Schierata apertamente a favore del linguaggio di genere, il diritto alla salute, alla salvaguardia e tutela dell’ambiente .

Contro gli stereotipi nei media, la carenza di welfare, le aberranti violenze, le molestie, lo stalking e ovviamente, fortemente preoccupata del fenomeno dei femminicidi.

Convinta che la discriminazione da combattere, contro i modelli sociali, contro la costruzione di una società che governa con forme unilaterali maschili, incapace di riconosce le differenze di genere, i bisogni diversi, non possa prescindere da un sincero processo di autocoscienza individuale, oltre che collettivo.

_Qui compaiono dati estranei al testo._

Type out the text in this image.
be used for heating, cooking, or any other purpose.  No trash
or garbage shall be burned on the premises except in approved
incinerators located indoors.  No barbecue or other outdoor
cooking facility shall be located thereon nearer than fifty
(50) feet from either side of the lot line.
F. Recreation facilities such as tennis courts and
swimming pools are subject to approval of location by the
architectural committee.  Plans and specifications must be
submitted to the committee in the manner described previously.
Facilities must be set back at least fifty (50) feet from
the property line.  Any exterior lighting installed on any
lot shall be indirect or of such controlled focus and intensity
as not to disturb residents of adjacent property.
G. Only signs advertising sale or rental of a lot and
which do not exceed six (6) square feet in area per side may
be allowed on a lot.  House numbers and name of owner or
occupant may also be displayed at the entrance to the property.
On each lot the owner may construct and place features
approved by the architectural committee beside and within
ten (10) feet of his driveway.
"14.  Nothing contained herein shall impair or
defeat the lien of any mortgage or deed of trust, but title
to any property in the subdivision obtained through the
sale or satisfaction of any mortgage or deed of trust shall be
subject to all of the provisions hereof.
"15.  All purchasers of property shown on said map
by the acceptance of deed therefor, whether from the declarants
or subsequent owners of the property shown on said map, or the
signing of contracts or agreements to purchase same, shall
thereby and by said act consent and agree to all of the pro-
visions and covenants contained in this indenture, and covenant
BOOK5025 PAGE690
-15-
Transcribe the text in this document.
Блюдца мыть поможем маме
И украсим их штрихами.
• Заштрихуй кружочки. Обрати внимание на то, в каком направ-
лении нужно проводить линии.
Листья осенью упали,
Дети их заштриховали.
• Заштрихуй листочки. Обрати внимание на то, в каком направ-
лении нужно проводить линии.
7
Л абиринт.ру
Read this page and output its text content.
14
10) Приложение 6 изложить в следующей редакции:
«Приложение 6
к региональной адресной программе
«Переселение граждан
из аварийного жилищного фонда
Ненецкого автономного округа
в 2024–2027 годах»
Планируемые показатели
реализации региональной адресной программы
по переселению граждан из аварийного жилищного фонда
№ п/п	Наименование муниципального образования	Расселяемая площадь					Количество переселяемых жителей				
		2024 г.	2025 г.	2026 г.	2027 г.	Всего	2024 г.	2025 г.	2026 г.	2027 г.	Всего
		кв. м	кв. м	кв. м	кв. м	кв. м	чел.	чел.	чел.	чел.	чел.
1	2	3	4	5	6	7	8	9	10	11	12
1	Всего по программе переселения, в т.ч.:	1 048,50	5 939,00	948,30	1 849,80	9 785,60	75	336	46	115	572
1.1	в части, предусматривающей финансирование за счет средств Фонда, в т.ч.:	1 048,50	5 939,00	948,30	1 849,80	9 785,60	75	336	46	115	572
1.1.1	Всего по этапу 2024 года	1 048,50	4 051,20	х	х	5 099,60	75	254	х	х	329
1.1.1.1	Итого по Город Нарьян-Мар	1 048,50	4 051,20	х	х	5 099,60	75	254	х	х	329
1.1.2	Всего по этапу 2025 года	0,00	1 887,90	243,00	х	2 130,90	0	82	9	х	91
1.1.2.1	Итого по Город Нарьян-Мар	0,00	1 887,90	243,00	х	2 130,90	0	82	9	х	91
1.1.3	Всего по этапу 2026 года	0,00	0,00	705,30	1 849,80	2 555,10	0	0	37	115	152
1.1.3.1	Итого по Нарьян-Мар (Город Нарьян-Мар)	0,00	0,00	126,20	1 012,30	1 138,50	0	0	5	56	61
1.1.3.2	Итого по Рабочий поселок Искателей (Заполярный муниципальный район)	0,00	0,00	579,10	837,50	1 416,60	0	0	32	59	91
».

A cosa daresti priorità nel caso venissi eletta?

Carla PulighedduC: Innanzitutto vorrei occuparmi del mio territorio, il nord ovest della Sardegna, dilaniato dai governi di csx regionale e locali.

Riattivare in particolare l’aeroporto di Alghero e i trasporti aerei , marittimi realizzando una autentica continuità territoriale per tutti, costante e duratura.

Bonificare il territorio nel triangolo Sassari, Alghero, Porto Torres, comprendente il SIN per riconvertire le attività economiche lavorative verso gli ambiti vocazionali della nostra regione , incominciando dall’agricoltura e garantire benessere a chi vi abita.

Semplificare i farraginosi processi burocratici per l’accesso ai bandi regionali ed europei dando sostegno e programmando investimenti per l’imprenditoria giovanile e per andare incontro alle famiglie che soffrono le più diffuse e molteplici forme di povertà .

Investire sulla cultura, l’istruzione, la Scuola, la più “grande opera” sulla base della quale un Paese civile si misura.

Il decoro del litorale di Platamona abbandonato dall’incuria di tutte le amministrazioni che negli ultimi 20 anni si sono succedute.

Creare servizi, condizioni e sistemi di accoglienza per essere competitivi nell’offerta turistica di quella che più in generale dovrebbe chiamarsi “destinazione Sardegna”.